Carmelle’s Story

My Cushing’s Story

In 1998, at the age of 20, I should have been proud of myself. My parents had kicked me out of the house the previous year, but I had succeeded, despite the odds, to get myself off the streets and away from bad people, rent an apartment, find a job, a boyfriend, and start college. And I had done it all on my own.

Instead I felt lousy. Really really lousy.  I had no strength for anything. My memory didn’t work properly and my sight tended to “jump”. I got out of breath from the smallest effort, and I just couldn’t concentrate on anything.

My body had changed too. I had gone from being skinny to overweight very quickly. I went on a strict diet, practically starving myself and exercised for hours almost every day. But nothing I did seemed to help, and the weight crept up higher.

Apart from the excess weight, I also had a red face, buffalo hump, frequent urine, facial hair as well as bright purple stretch marks all over my body.  I would sweat all of the time. I didn’t recognize my face in the mirror. I didn’t even recognize my own smell.

I realized I was dying.

My close friend at the time, Rena, said she had looked up my symptoms and decided I had Cushing’s. She read out loud from the encyclopedia all about Cushing’s and we both laughed. It seemed absurd; Cushing’s sounded like a fatal disease, and I hadn’t yet realized I was ill.

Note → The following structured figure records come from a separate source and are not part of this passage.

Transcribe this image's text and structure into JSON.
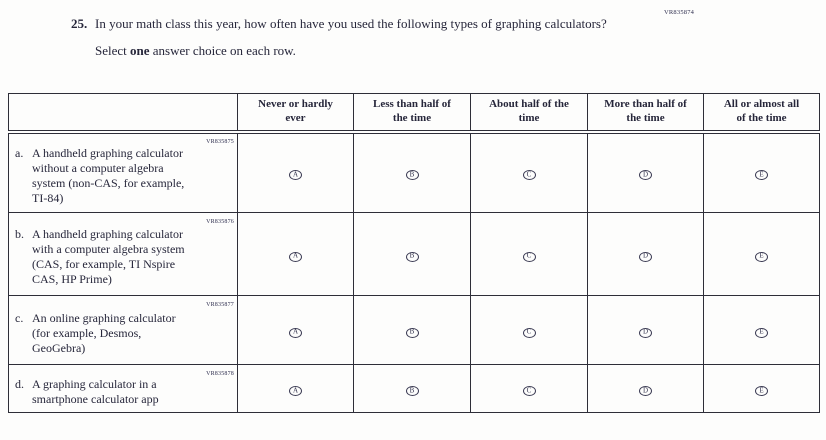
{
  "page": {
    "code_top_right": "VR835874"
  },
  "question": {
    "number": "25.",
    "text": "In your math class this year, how often have you used the following types of graphing calculators?",
    "instruction_prefix": "Select ",
    "instruction_bold": "one",
    "instruction_suffix": " answer choice on each row."
  },
  "table": {
    "column_headers": [
      [
        "Never or hardly",
        "ever"
      ],
      [
        "Less than half of",
        "the time"
      ],
      [
        "About half of the",
        "time"
      ],
      [
        "More than half of",
        "the time"
      ],
      [
        "All or almost all",
        "of the time"
      ]
    ],
    "bubble_letters": [
      "A",
      "B",
      "C",
      "D",
      "E"
    ],
    "rows": [
      {
        "code": "VR835875",
        "prefix": "a.",
        "lines": [
          "A handheld graphing calculator",
          "without a computer algebra",
          "system (non-CAS, for example,",
          "TI-84)"
        ]
      },
      {
        "code": "VR835876",
        "prefix": "b.",
        "lines": [
          "A handheld graphing calculator",
          "with a computer algebra system",
          "(CAS, for example, TI Nspire",
          "CAS, HP Prime)"
        ]
      },
      {
        "code": "VR835877",
        "prefix": "c.",
        "lines": [
          "An online graphing calculator",
          "(for example, Desmos,",
          "GeoGebra)"
        ]
      },
      {
        "code": "VR835878",
        "prefix": "d.",
        "lines": [
          "A graphing calculator in a",
          "smartphone calculator app"
        ]
      }
    ]
  },
  "colors": {
    "text": "#26263a",
    "border": "#2e2e38"
  }
}
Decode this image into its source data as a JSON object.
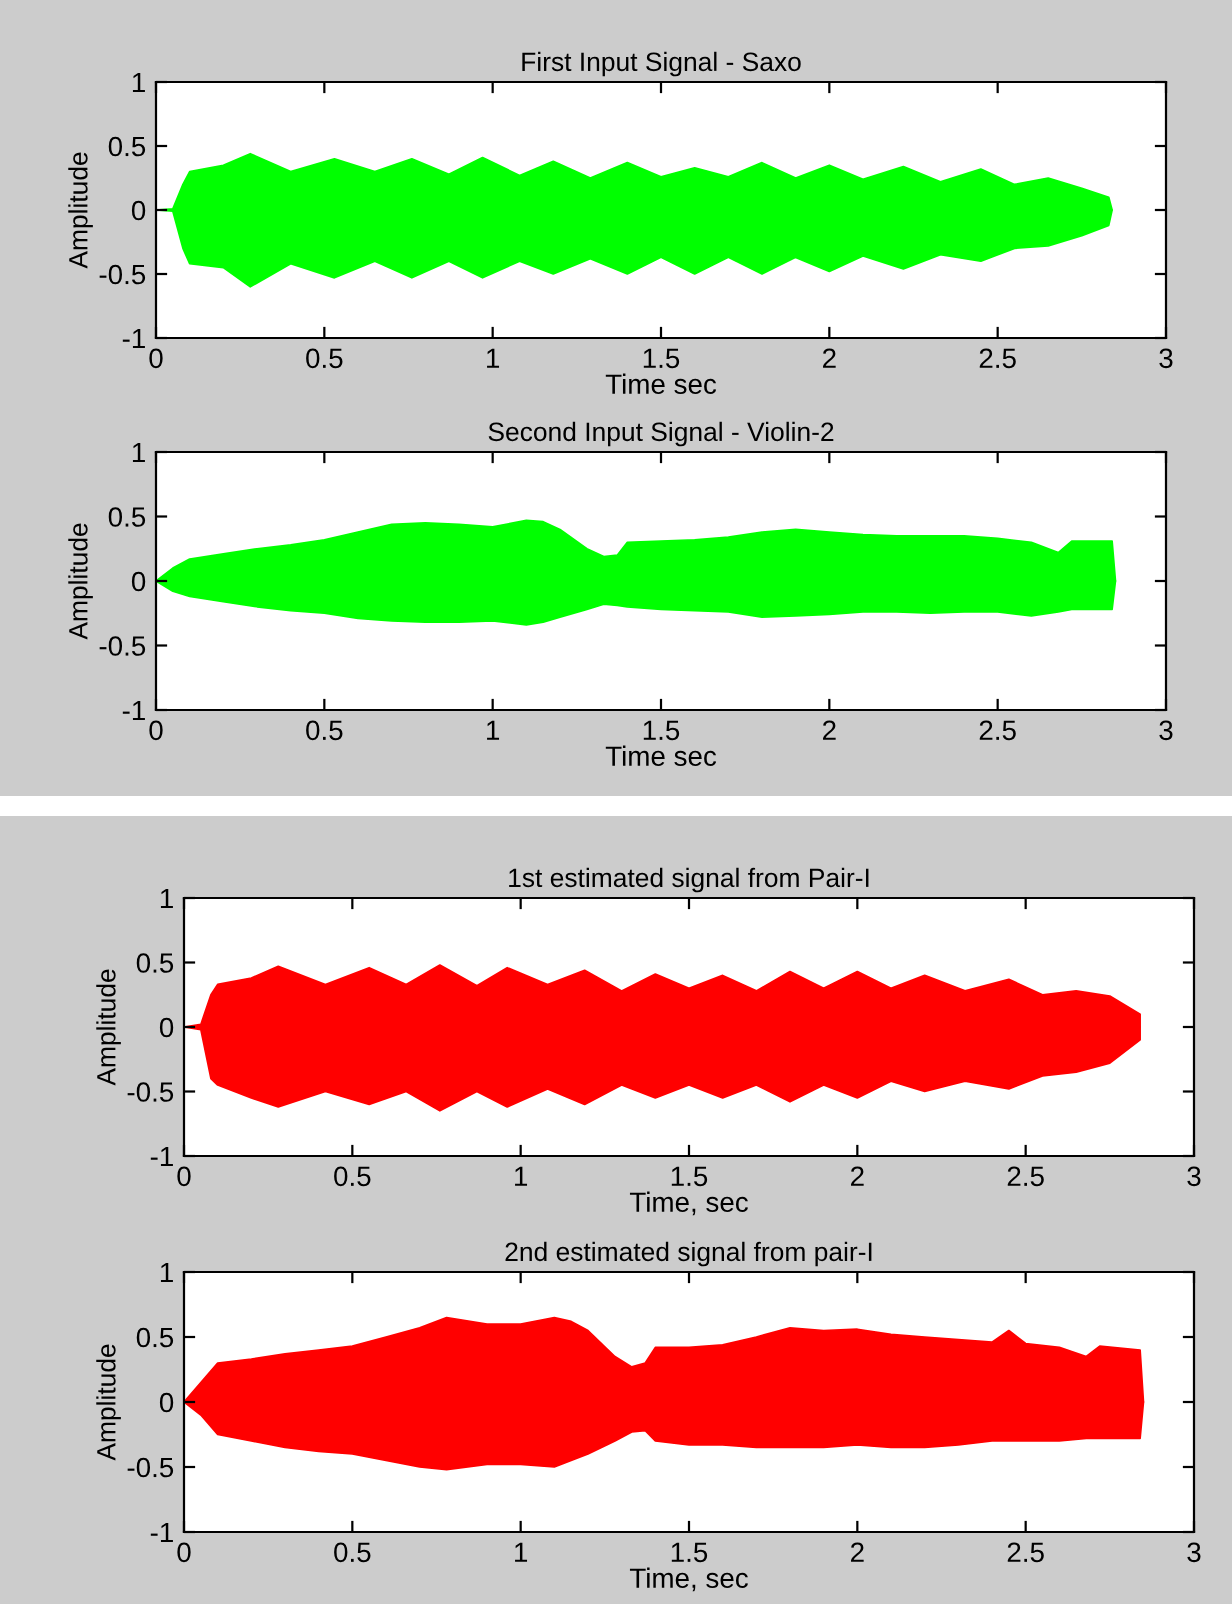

I had many medical problems, but never realized they were all connected.  No doctor I went to seemed to realize that either.

Over a year later I finally went to see an endocrinologist. I was given a long list of medical tests to do. My brain was fuzzy and it was hard for me to remember all the instructions properly.

I was in and out of the hospital. I stopped going to college and work.  The diagnosis was Cushing’s disease, which is a rare and life-threatening disease, caused by a tumor which releases lethal quantities of a hormone called cortisol into the body.

The proper diagnosis took months, in which time the symptoms became much worse. My whole body ached. People wanted to hug me but I couldn’t take the pain it caused. There were days I didn’t really eat because it was too much effort to prepare or buy food. Showering was hard. I couldn’t reach my feet anymore.  I couldn’t sleep, but I couldn’t stay fully awake either. I was in a perpetual state of confusion.

There was only one surgeon in the whole country that performed endoscopic transsphenoidal surgery. He tried to extort me and asked for 20 thousand shekels to speed up the queue. (That’s about $5100.) I didn’t have such a sum and refused him the money.

After six months on the waiting list I finally got a date for the surgery. At the age of 22, on the 27th of November 2000, I had surgery to remove the tumor from my pituitary gland. A few days later I was discharged to my empty rented apartment to fend for myself.

My body was no longer producing cortisol, but it is dangerous to go off of steroids cold turkey, so I was given supplements to help me wean off cortisol slowly. The doctors explained that if I wasn’t well, or under stress, I needed to double my dose so that I wouldn’t go into adrenal crisis. I didn’t fully understand what adrenal crisis was, and I was on my own without any family to help me, so I never doubled my doses. I am extremely lucky that I never went into adrenal crisis

Only three weeks post-surgery I returned to work full time. I still wasn’t feeling well, I had constant headaches and nausea but quickly learned to get up and go to work (with a smile!) no matter what. I had no choice because I was out of money. If I didn’t work I would be back on the streets. Because I was never able to properly rest and regain strength, recovery time was extended significantly.

One year after surgery I started college again. I still wasn’t feeling totally better, but I was determined to succeed. This time I managed to finish my college degree.

Two years after surgery I got married, to the same boyfriend who had been with me throughout the whole illness.

It took over two years post-surgery before I stopped taking medicine and started feeling like my old self again. Yearly check-ups became part of the routine.

I had many good years in which I found a stable job and gave birth to two sons.

It took me time to understand that this is a chronic disease, and even though I had surgery, the pituitary gland may start over-producing cortisol again.

Cortisol levels have elevated again over the past few years, and I just have to accept that’s how my body is and learn to live with it. I have better days and worse days. At this point my cortisol levels are higher than they should be, but not high enough to operate on. My endocrinologist and I have decided to just wait and see, hoping they don’t elevate any more.